His close friend Ganshyam came to see him one day. Shamshad confided to his friend the theft of the gold pot. Ganshyam understood the cause of hrs illness. He advised him to stop the treatment as the real illness was in the mind of Shamshad. Ganshyam asked, ‘Tell me…why were you collecting all that gold?"

“For myself," Shamshad replied

“For yourself? But you were not spending it. “

Shamshad mumbled, ‘I was saving it for future. For my old age…For my children if God blesses us with."

Ganshyam reasoned, “When you were not using that wealth now then why would you need it in old age? Listen to me. Forget that you lost any gold treasure. Go on living as before, eating left over and wearing simple clothes."

Shamshad moaned, ‘How's that possible? I have lost my treasure. How can I remain calm?’

Ganshyam spoke, ‘Friend! The wealth that was of no use for you meant nothing. Who has that gold pot right now makes no practical difference to you. May be the thief is putting it to some good use."

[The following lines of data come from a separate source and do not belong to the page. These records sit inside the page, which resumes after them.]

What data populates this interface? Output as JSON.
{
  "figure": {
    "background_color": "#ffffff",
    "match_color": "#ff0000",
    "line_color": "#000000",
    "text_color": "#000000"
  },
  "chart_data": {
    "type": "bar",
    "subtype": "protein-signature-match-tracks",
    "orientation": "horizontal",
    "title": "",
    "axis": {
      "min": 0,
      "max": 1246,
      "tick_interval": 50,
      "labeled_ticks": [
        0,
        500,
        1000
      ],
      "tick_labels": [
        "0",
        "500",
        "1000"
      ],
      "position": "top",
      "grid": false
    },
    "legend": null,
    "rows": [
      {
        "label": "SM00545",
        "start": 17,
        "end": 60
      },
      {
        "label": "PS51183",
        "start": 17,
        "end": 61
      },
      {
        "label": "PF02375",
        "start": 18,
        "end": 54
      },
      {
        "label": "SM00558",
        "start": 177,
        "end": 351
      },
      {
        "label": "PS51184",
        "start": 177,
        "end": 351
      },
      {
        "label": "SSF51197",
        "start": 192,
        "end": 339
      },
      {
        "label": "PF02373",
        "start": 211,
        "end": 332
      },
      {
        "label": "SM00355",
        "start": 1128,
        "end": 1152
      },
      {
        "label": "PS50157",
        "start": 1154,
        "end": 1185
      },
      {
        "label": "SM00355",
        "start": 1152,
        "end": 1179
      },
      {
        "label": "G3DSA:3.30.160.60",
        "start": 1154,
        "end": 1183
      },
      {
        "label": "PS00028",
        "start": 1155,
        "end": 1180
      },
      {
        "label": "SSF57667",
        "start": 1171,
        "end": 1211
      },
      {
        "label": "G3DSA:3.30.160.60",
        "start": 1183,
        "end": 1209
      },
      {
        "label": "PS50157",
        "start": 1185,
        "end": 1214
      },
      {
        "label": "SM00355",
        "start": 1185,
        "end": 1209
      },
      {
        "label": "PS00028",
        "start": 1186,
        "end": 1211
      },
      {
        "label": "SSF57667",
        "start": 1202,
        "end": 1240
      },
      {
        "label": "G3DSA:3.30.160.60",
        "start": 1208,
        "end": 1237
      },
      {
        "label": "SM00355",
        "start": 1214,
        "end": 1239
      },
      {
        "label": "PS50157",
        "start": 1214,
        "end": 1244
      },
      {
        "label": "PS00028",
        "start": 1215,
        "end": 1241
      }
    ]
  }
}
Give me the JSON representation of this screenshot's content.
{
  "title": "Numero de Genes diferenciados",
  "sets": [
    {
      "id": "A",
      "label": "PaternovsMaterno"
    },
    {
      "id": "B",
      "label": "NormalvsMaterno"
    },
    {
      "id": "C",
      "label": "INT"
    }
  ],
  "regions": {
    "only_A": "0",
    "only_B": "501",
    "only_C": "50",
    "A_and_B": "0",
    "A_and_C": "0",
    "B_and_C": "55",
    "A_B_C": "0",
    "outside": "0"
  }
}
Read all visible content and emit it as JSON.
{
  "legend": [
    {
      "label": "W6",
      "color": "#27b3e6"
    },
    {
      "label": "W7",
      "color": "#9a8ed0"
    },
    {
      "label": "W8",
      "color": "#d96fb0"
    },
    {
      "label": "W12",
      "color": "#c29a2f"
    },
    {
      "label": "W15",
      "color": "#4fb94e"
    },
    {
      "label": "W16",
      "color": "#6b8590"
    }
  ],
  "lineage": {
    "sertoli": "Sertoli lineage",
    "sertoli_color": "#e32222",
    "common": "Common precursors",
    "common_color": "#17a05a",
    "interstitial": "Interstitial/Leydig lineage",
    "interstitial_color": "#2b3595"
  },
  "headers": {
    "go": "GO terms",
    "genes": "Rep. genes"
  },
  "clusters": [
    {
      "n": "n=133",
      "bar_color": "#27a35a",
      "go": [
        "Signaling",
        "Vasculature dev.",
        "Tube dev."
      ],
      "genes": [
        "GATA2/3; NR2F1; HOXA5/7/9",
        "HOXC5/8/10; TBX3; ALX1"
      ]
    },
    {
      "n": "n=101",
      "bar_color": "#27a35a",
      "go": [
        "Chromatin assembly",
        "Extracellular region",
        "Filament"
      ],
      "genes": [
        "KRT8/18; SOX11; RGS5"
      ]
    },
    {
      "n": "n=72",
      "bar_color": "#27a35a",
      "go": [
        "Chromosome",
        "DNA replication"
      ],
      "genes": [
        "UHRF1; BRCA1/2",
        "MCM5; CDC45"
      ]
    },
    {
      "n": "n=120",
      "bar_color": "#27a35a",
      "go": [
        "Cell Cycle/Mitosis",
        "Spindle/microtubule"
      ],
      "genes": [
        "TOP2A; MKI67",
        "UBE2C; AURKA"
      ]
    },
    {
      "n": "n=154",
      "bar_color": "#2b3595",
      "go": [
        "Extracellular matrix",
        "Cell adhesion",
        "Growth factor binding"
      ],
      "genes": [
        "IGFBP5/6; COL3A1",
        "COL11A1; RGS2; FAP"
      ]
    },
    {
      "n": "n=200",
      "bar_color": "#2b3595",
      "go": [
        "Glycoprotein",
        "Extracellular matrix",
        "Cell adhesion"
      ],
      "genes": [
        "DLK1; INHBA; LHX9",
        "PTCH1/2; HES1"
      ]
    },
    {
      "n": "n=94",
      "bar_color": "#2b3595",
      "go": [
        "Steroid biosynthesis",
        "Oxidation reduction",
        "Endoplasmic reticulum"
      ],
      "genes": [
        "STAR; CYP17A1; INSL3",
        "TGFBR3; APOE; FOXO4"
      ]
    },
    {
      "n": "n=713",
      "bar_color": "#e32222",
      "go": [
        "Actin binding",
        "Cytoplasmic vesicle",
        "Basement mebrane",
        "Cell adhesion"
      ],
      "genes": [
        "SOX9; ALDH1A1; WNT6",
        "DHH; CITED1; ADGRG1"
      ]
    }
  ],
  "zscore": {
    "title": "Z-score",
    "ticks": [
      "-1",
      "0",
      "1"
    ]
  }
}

Imagine that the gold pot is still buried in your garden…If you like, you can go on living a miserly life as before. If you have learnt a lesson! then spend the money you earn now on for the happiness of your wife and yourself. Don't worry about the children which you don't have unfortunately. You have lost nothing but gained a valuable experience."

Shamshad saw reason in his friend's advice. Gradually, he became healthy again. The experience changed his habit. He was no more tightfisted. He spent money and lived comfortably with his wife.